Perhaps lessening the pain was the unprecedented, and unexpected, drop in mortgage rates. For the better part of the summer and fall, rates continued a steady drop until 30-year rates were in the 4 - 4.25% range, levels not seen since the 1950's. Although they popped back up a bit in December, they were still mostly under 5%.
As we entered the Fall market, the foreclosure situation went from bad to just plain ugly. The media was all over the use of "robo-signers" and the potential for fraudulent foreclosures. The actual number of homeowners that were impacted by said fraud were found to be very few and far between. Nevertheless, banks were forced to put a hold on foreclosure processing until they could clean up their act.
Finally, the year would not be complete without a look at inventory and pricing. Inventory remains sky high relative to sales levels, sitting at 12.5 months through November. The one bright spot for the Cincinnati market was that prices seemed to find a foothold, with the average price increasing marginally month over month. (See November's charts)
2011 and forward
While the rest of the economy seems to be finding its footing again, most economists seem to suggest that housing will remain a drag on the broader economy until sometime in 2012. My personal prediction is that the Cincinnati area will see a modest uptick in both sales and pricing in the 2nd half of the year. Some of the factors in play include:
- Jobs, jobs, jobs. Without an increase in jobs, housing will be stuck in neutral. Fortunately, all the indicators show the number of area jobs increasing on a slow, but steady, basis.
- Foreclosure pipeline. It is nearly a given that foreclosures will continue to occur at historically high rates through 2011, and continue to pressure prices and inventory. The positive is that they are expected to decline from 2010 levels and that they are mostly impacting low priced homes and areas of the country hit hardest (e.g., Florida, Arizona, Nevada, and California).

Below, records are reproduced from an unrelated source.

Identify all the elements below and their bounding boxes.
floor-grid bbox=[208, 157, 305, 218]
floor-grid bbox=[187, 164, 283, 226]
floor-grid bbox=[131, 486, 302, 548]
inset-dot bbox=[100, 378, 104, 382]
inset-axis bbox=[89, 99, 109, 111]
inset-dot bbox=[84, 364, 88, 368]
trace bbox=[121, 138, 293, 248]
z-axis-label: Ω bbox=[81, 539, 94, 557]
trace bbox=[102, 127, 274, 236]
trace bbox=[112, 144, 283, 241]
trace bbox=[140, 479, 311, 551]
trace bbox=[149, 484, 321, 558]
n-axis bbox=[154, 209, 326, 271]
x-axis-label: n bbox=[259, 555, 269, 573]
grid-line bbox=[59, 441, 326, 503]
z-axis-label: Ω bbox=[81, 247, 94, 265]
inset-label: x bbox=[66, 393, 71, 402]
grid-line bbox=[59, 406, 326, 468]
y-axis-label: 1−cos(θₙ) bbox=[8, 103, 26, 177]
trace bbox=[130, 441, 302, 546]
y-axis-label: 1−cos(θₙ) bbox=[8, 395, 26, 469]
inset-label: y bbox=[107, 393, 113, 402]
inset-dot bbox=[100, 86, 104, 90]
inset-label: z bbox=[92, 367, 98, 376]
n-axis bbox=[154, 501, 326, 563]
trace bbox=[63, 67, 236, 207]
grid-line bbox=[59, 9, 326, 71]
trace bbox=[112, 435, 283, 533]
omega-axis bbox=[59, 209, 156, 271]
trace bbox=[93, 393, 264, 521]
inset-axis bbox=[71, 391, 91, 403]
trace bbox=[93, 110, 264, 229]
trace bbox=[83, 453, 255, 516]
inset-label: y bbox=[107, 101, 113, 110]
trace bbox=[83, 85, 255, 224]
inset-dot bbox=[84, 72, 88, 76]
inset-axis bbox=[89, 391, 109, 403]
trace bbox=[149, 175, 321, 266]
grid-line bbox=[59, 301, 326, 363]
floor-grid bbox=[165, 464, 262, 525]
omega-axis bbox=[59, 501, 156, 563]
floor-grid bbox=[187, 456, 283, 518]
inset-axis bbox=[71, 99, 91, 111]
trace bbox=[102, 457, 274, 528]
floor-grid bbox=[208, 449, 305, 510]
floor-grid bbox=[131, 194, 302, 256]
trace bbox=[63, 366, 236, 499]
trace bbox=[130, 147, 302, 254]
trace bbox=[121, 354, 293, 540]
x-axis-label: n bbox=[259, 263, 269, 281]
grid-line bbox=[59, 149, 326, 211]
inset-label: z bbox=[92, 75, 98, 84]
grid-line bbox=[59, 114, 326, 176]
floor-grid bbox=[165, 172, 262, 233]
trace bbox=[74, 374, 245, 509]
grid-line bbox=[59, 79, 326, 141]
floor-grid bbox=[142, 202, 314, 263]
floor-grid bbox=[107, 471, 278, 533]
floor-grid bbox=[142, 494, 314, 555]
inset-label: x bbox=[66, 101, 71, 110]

- The "new normal". Gone are the days (mostly) that everyone was looking for bigger and bigger homes. A certain downsizing mentality has taken hold where once a buyer who might have wanted that 4000 sq. ft. McMansion a few years ago, instead is looking at a more modest 2800 sq. ft. that is 75% of the price. The average home size began to tick down in 2008 and the trend is expected to continue.
- The Mortgage Interest Deduction. If Congress really begins to seriously tackle tax reform, expect the mortgage interest deduction to be a point of contention. When the Deficit Reduction Commission suggested lowering the threshold to $500,000 in December, it was "knives out" on many fronts. If the MID is lowered, expect higher end home sales to take a bit of a hit (and reinforcing the downsizing move noted above).